The destruction of articular cartilage and bone is the main cause of disability. In recent years, a large number of related research demonstrated that osteoclasts could be the key to the pathological process of bone destruction in RA. The main active ingredient beta-sitosterol in AA can regulate the proliferation and differentiation of osteocytes and osteoclasts, so as to achieve the effect of treating RA25. AKT1 and MAPK8, as hub genes, play a major role in osteoclast differentiation. AKT1, a unique signaling intermediate in osteoblasts, can regulate the differentiation of osteoblast and osteoclast at the same time. The targeted inhibition of AKT1 can result in effective bone acquisition, and related AKT1 and AKT2 have significant influence on the cell differentiation pathway26. The MAPK8 signal body is the target to prevent joint destruction27. MAPK is a collection of evolutionarily conserved serine/threonine protein kinases, which are activated by certain extracellular stimuli and may startup the signal transmition from cell membrane to nuclear. The activation of the MAPK pathway can induce the expression of heat shock protein (which has the function of regulating cell proliferation) in osteoblasts, thus promoting the formation of osteoblasts. KEGG pathway analysis demonstrates that osteoclast differentiation and Ras signal pathway are involved in the formation of RA. Therefore, AA may serve a purpose in the treatment of RA by regulating the proliferation and differentiation of osteoclasts and osteoclasts.

RA is a chronic inflammatory and autoimmune disease characterized by excessive synovial proliferation and inflammatory cell infiltration, resulting in chronic inflammation of joints and resultant erosion of cartilage and bone. Therefore, AA plays an important role in the treatment of RA by regulating immune-inflammatory response. The main active ingredient stigmasterol in AA can regulate the expression of inflammatory factors, thus achieving anti-inflammatory effect28. In addition, MAPK8 is also called JNK, and its activation in RA synovium can mediate articular damage in rats with adjuvant-induced arthritis29. KEGG results showed that FOXO signaling pathway is directly associated with the formation of RA. FOXO3a can mediate TNF-α through PI3K/AKT signaling pathway to inhibit the proliferation and invasion of trophoblast cells and promote their apoptosis, thus being expected to result in inflammation in the body30. In vitro experiment, AA could significantly down regulate the level of IL-17, IL-1βand TNF-α in RA rats31. Therefore, the authors suggest that AA achieves its therapeutic effect on rheumatoid arthritis mainly by regulating the immune-inflammatory response. Therefore, MAPKs and Akt signal pathway are promising targets for RA therapy, and the research and development of corresponding inhibitors for both pathways are hot spots in the research and development of RA therapeutic drugs. These results demonstrated the complicated relationship among compounds, targets, and pathways of AA in rheumatism32.

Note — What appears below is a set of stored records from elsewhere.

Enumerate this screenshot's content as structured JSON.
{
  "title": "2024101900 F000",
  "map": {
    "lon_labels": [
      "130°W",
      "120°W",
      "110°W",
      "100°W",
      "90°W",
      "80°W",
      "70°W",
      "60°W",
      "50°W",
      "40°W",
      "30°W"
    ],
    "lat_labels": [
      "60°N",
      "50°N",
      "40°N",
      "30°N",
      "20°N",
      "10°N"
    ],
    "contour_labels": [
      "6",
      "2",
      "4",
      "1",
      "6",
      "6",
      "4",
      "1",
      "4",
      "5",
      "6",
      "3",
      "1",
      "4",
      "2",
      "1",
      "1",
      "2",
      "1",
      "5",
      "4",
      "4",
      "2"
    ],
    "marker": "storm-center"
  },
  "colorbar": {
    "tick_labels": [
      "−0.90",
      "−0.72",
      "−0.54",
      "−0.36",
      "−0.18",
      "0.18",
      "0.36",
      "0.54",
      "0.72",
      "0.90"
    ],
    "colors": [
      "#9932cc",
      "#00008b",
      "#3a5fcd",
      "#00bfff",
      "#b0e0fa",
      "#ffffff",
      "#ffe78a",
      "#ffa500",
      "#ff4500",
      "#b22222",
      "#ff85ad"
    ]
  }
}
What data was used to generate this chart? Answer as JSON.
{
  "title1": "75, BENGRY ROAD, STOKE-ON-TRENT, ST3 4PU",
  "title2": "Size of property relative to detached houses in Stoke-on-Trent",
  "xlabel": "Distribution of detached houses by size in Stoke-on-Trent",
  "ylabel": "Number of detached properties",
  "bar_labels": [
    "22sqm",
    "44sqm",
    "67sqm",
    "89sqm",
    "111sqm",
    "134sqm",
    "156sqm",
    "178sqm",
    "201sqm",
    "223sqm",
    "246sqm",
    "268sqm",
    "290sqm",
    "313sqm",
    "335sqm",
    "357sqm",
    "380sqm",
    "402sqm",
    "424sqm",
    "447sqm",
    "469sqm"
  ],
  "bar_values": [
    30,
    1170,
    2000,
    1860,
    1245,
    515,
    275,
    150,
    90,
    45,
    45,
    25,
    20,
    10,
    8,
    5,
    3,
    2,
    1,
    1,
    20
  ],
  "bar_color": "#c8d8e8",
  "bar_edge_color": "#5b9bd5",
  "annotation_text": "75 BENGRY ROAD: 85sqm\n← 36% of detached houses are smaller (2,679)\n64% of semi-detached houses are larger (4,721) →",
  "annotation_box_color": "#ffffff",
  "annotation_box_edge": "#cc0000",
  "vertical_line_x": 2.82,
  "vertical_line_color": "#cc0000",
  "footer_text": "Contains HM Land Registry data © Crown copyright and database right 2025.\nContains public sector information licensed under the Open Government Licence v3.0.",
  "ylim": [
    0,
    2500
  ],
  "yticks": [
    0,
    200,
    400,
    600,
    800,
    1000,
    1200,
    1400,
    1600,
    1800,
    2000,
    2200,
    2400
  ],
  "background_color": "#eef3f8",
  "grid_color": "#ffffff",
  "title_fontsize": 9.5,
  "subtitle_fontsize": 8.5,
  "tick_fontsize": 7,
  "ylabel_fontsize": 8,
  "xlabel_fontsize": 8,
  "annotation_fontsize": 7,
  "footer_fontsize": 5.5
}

However, this research has the following three limitations: (1) all the prediction results were achieved by analysis based on limited online databases, which are kept updating. (2) The composition of AA is so complex that some compounds not identified are likely not involved in the analysis and discussion. (3) The future study should focus on verification experiments which help to explain the prediction results of this study.

Conclusion

TCM usually plays an important role to prevent and treat various diseases. Therefore, in this paper, the network pharmacology method was used to screen RA-related targets and AA signaling pathways. Thus, the genomic space might be connected to the pharmacological space. In conclusion, we predicted the mechanism of action of EEAA in the treatment of RA by analyzing key targets and KEGG pathway. The methods applied to TCM should correspond to the synergistic mechanism.